A Comissão Interamericana de Direitos Humanos manifestou preocupação pelo desaparecimento de venezuelanos em naufrágios nas Caraíbas.

Seis mulheres e três homens foram detidos pelas autoridades venezuelanas por alegado envolvimento em tráfico de pessoas para exploração sexual, anunciou esta quinta-feira o Ministério Público da Venezuela (MPV).

Num comunicado, o MPV explica que os detidos têm entre 22 e 46 anos de idade e que as vítimas seriam transportadas para a ilha de Trinidad e Tobago.
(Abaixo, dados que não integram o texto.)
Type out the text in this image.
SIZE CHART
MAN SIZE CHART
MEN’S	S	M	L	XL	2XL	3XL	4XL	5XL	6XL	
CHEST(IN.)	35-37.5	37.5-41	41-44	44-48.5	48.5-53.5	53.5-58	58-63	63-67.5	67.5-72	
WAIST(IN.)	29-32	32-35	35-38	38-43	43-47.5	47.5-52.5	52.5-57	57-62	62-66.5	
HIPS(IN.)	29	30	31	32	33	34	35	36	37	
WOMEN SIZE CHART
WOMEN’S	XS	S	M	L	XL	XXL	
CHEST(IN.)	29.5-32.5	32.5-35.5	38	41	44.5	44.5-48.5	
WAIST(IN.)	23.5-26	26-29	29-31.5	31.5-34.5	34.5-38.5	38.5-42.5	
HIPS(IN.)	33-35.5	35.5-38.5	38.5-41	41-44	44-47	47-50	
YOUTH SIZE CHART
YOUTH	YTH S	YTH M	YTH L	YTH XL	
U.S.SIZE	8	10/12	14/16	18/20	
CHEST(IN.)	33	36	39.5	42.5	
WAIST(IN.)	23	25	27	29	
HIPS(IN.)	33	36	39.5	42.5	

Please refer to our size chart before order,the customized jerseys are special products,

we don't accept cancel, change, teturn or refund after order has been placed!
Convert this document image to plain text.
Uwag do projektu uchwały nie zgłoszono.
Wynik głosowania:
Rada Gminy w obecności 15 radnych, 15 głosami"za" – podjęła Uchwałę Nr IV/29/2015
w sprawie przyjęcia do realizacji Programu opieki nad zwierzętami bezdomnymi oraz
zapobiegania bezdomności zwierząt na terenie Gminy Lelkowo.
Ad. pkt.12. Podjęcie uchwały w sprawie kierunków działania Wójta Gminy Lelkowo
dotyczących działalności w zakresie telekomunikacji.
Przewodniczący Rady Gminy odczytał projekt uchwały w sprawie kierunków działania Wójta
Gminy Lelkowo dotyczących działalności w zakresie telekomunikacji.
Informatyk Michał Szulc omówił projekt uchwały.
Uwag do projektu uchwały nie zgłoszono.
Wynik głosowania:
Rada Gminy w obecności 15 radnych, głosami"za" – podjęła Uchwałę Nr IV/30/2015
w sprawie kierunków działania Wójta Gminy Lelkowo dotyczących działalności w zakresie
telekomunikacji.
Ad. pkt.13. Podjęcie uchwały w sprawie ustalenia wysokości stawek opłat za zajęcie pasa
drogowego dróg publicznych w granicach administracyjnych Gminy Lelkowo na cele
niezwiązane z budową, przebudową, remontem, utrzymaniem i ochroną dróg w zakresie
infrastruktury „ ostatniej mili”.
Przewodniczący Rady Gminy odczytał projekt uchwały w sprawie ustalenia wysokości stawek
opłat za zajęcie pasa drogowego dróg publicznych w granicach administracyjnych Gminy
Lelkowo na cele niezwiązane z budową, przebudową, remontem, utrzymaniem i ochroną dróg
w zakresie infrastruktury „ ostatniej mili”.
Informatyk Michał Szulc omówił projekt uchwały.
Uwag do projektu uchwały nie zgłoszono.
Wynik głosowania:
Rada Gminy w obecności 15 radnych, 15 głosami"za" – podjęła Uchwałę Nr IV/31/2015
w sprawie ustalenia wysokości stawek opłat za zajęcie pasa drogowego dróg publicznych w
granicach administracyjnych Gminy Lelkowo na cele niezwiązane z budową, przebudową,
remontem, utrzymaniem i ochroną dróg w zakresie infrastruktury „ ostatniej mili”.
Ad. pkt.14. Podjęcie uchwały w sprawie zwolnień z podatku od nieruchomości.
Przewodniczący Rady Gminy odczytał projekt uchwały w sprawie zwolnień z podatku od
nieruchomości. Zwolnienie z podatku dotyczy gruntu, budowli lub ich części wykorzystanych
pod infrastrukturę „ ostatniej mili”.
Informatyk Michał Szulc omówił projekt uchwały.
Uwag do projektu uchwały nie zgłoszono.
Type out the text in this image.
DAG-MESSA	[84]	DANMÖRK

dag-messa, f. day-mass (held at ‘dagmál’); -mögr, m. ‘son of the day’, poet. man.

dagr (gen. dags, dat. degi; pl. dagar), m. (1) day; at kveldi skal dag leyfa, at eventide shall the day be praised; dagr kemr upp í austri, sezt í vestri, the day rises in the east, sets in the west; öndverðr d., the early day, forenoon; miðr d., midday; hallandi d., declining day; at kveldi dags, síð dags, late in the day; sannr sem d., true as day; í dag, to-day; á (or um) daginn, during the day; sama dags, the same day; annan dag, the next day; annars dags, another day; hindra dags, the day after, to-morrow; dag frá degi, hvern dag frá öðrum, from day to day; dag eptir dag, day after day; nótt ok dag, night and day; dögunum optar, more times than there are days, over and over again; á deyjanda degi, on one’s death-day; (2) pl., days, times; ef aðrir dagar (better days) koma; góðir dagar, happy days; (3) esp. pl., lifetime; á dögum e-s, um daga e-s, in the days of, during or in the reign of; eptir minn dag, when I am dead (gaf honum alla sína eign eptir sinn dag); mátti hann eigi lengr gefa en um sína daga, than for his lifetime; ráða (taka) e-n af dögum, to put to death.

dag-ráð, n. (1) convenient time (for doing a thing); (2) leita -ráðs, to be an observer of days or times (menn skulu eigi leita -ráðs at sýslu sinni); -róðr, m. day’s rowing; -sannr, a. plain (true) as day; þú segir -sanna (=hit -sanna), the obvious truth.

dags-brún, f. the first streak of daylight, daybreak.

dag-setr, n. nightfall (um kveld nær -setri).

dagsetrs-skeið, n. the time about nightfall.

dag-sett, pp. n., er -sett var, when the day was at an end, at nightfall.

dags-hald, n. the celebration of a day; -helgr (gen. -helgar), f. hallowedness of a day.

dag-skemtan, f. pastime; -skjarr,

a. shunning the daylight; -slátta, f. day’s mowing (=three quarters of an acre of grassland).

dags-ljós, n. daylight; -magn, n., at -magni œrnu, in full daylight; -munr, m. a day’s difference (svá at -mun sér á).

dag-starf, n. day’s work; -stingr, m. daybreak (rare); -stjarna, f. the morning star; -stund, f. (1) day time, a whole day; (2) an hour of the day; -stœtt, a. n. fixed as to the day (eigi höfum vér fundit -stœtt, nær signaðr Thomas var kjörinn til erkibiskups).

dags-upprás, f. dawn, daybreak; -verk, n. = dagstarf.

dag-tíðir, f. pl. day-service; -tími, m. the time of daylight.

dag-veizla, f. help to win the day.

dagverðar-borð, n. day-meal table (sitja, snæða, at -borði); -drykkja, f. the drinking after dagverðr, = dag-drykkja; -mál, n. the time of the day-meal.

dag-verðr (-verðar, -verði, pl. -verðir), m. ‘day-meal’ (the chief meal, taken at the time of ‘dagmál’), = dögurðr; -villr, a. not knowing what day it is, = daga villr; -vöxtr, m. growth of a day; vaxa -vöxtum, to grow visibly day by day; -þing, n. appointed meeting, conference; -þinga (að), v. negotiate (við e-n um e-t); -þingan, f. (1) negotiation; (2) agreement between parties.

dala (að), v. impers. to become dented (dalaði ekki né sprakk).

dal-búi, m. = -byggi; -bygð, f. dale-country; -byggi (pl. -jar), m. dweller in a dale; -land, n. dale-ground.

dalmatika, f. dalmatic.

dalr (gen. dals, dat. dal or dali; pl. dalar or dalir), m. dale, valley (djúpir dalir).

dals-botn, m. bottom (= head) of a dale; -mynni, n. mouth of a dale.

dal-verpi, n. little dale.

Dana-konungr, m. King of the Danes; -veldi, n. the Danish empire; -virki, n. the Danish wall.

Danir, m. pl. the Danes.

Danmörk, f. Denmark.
"Em 23 de abril último, uma pequena embarcação partiu da localidade de Güiria, no município Valdez do Estado de Sucre, para a ilha de Trinidad, com 35 pessoas a bordo. A embarcação naufragou (...) em Boca de Dragón, zona limítrofe com a mencionada nação caribenha", adianta.

Segundo o MPV, os "familiares das vítimas apresentaram-se no Comando da Guarda Costeira da Armada Militar Bolivariana" para alertar "sobre esta ilegal partida e que os passageiros não tinham chegado ao destino".

"Os militares ativaram um plano de busca no alto-mar. Foram encontrados quatro sobreviventes na ilha de Patos e outros quatro em Boca de Dragón, assim como uma jovem de 16 anos, sem sinais vitais", refere.

Entre os resgatados com vida, segundo o MPV, estavam o comandante do barco Adrián Eduardo Pacheco Gómez (33 anos) e Carlos Enrique Laffont Astudillo (30), que se faziam acompanhar por um grupo de mulheres e adolescentes e que foram depois detidos no Hospital Dr. Andrés Gutiérrez Solís de Güiria.

"Diligências coordenadas pelo MPV permitiram dar com o paradeiro dos outros envolvidos, em hotéis da zona, onde foram capturados em flagrante por agentes da Direção-Geral de Contrainteligência Militar e da Polícia de Sucre, que mantinham retidas outras jovens para levá-las para Trinidad", adianta.

Os nove detidos são acusados dos crimes de tráfico de pessoas e associação para cometer delito.

O comandante é ainda acusado de homicídio intencional com dor adicional, porque era na pequena embarcação que ia a adolescente de 16 anos que morreu afogada.

A Comissão Interamericana de Direitos Humanos instou a Venezuela e Trinidad e Tobago a adotarem medidas relacionadas com as operações de busca e resgate.